The needs and opinions of the vast majority of Americans - the far-middle, as I would call it - are often ignored. These are the conservative Democrats and liberal Republicans (yes, Virginia, they do exist!) who are baffled by the positions of the extremists of their own parties - and by extension, the positions of their parties. These are compassionate people who don't want to see kids deported, but then again, don't think that random circumstance should determine who gets to immigrate to the US. These are people who want lower taxes, sure, but want lower spending, too. They want rational government, not the screeching of the Left and Right as they throw one accusation and counter-accusation against one another.
These are folks for whom the "hot button" issues are not having hot button issues. These are people who don't think the second amendment is under attack, but support the right to responsibly own firearms. These are the folks for whom the issue of abortion is hardly a black-and-white matter.

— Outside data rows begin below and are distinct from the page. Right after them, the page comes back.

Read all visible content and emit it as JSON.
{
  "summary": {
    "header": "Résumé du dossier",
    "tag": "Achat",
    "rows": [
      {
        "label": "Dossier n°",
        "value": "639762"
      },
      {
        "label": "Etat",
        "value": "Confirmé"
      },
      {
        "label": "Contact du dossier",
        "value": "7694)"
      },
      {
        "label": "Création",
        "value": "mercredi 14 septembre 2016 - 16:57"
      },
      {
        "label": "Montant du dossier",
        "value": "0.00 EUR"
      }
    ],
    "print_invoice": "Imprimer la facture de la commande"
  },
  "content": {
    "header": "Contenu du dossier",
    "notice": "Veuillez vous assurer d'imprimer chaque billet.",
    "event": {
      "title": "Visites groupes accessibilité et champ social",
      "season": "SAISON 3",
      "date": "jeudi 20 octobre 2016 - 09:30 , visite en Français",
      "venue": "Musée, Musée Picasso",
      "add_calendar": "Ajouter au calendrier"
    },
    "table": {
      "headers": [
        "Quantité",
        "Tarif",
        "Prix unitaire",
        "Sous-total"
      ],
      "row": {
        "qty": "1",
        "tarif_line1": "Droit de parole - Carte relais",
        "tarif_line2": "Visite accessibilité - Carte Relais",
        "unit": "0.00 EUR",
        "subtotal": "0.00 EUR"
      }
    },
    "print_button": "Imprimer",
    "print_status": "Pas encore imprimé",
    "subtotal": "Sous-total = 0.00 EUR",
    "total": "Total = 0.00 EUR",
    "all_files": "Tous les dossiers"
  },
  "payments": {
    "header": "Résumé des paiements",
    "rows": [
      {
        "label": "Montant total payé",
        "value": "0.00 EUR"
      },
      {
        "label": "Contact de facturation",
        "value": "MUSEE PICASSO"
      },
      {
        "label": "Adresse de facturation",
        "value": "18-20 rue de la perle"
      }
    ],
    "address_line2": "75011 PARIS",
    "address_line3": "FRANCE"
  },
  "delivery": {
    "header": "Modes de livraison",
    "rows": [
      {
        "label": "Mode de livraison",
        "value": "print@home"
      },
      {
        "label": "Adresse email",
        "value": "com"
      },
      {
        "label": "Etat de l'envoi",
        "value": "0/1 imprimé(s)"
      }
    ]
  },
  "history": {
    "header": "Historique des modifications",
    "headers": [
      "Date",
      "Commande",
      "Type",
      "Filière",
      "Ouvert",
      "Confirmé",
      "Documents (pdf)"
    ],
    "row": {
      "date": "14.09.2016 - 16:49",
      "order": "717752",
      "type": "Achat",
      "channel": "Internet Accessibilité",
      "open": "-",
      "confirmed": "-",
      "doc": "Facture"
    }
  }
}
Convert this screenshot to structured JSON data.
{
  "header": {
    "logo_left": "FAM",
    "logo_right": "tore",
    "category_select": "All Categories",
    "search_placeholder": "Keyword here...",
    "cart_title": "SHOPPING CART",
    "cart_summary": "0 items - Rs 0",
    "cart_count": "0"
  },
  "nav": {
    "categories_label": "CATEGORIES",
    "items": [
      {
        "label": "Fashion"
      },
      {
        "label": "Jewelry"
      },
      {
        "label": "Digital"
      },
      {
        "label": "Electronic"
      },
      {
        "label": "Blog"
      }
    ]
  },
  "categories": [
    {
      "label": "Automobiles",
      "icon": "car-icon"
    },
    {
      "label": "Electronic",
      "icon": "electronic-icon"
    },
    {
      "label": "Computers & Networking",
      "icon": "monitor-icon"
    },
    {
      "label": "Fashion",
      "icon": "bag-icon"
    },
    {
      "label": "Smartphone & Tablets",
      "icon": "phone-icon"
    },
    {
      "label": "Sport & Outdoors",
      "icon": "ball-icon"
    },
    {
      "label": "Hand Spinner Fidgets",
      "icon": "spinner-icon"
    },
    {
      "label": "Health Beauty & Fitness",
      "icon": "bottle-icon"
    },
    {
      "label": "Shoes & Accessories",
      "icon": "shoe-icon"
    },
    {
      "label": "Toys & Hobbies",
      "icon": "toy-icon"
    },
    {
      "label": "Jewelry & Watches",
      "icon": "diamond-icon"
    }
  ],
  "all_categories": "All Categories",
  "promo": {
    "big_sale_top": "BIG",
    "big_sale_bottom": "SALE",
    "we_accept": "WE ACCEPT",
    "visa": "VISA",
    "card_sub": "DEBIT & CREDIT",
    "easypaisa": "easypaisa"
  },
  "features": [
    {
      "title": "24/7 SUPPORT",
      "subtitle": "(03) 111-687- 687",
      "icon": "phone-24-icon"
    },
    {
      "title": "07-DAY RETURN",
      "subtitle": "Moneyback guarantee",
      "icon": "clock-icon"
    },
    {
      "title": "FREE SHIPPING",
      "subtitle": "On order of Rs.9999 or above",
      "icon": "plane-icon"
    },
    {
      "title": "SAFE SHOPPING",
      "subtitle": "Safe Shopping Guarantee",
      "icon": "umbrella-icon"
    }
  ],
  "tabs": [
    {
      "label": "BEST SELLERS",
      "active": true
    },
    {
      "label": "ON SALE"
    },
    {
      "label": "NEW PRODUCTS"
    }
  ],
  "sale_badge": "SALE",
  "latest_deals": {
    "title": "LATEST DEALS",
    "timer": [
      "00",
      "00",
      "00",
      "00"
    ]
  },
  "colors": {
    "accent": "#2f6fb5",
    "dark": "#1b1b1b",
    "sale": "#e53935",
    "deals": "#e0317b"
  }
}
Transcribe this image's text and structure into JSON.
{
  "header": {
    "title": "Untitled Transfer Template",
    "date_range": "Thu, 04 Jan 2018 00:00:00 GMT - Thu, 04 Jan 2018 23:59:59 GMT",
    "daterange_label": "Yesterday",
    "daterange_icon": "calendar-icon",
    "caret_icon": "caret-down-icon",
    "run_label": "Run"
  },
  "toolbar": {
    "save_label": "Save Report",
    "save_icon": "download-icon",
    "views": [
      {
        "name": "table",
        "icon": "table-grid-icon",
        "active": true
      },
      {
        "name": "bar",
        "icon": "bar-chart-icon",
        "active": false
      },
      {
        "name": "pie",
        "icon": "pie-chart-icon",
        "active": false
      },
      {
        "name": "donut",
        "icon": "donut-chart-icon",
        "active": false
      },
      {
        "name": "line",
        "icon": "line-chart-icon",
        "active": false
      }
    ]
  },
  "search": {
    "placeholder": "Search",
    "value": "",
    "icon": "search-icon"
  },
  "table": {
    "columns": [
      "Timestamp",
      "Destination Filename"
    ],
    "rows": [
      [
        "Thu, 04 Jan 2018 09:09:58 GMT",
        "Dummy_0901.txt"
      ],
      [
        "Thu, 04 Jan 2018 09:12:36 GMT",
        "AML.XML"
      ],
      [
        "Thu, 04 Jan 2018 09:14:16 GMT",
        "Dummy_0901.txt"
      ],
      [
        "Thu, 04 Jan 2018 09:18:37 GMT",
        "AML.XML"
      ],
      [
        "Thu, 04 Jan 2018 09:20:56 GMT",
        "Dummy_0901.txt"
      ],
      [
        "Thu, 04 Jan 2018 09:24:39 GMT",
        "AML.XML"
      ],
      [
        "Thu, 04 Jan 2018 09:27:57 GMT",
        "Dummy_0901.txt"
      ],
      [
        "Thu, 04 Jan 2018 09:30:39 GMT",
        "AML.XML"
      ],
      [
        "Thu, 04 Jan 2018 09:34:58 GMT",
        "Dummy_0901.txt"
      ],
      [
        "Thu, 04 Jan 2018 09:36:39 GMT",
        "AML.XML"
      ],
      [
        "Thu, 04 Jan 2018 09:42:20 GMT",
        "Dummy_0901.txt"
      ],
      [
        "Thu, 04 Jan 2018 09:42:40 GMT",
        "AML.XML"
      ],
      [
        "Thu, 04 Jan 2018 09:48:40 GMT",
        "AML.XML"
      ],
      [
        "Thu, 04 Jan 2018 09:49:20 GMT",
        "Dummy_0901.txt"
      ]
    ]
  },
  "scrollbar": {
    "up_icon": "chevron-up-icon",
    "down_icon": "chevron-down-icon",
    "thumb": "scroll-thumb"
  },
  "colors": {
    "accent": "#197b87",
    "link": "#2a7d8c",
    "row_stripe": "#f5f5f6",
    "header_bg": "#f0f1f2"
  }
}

These are just ordinary people trying to get along and make a living, who are not obsessed about politics and "releasing the memos" on a day-to-day basis. These are folks who are not political junkies.
And sadly, neither party caters to them. Maybe it is the structure of our primary system that encourages extremists to hijack the parties the way they have. Maybe it is the lack of voter turnout, particularly in primaries, that is to blame. Maybe if we allowed "open primaries" it would make a difference. Or maybe, just maybe, if these middle-of-the-road people would make their voices heard, they would drown out the extremists on the left and right with a deafening roar.
That being said, the mid-term elections could be a referendum on the economy. And it is funny how things are playing out. The GOP and Trump have enacted two pieces of legislation that would ordinarily make sense only during an economic recession. Tax cuts and increased government spending are the classic Keynesian economic theories that are so despised by the very party that just pushed them through. Republicans ordinarily detest using government policies to affect the economy, but here they are ratcheting up deficit spending and creating the very "stimulus" that was decried when Obama tried to do it.
But again, these are economic theories that are only useful during a recession. But it appears, a made-to-order recession is on the horizon, as the market "corrects" itself and enters bear territory. If this is the case, then the tax cut and deficit spending of the GOP will not be seen as the profligate actions of an undisciplined party and President, but a genius move designed to nip the coming recession in the bud.
If only Herbert Hoover had such foresight!
It is an interesting thought. If the market continues to crash, the tax cut and deficit spending will be seen as good things - minimizing the effects of the recession and accelerating the recovery.
Sometimes it seems that Donald Trump can fall bass-ackwards into a cesspool of shit, and still come out smelling like roses. Democrats will not be pleased!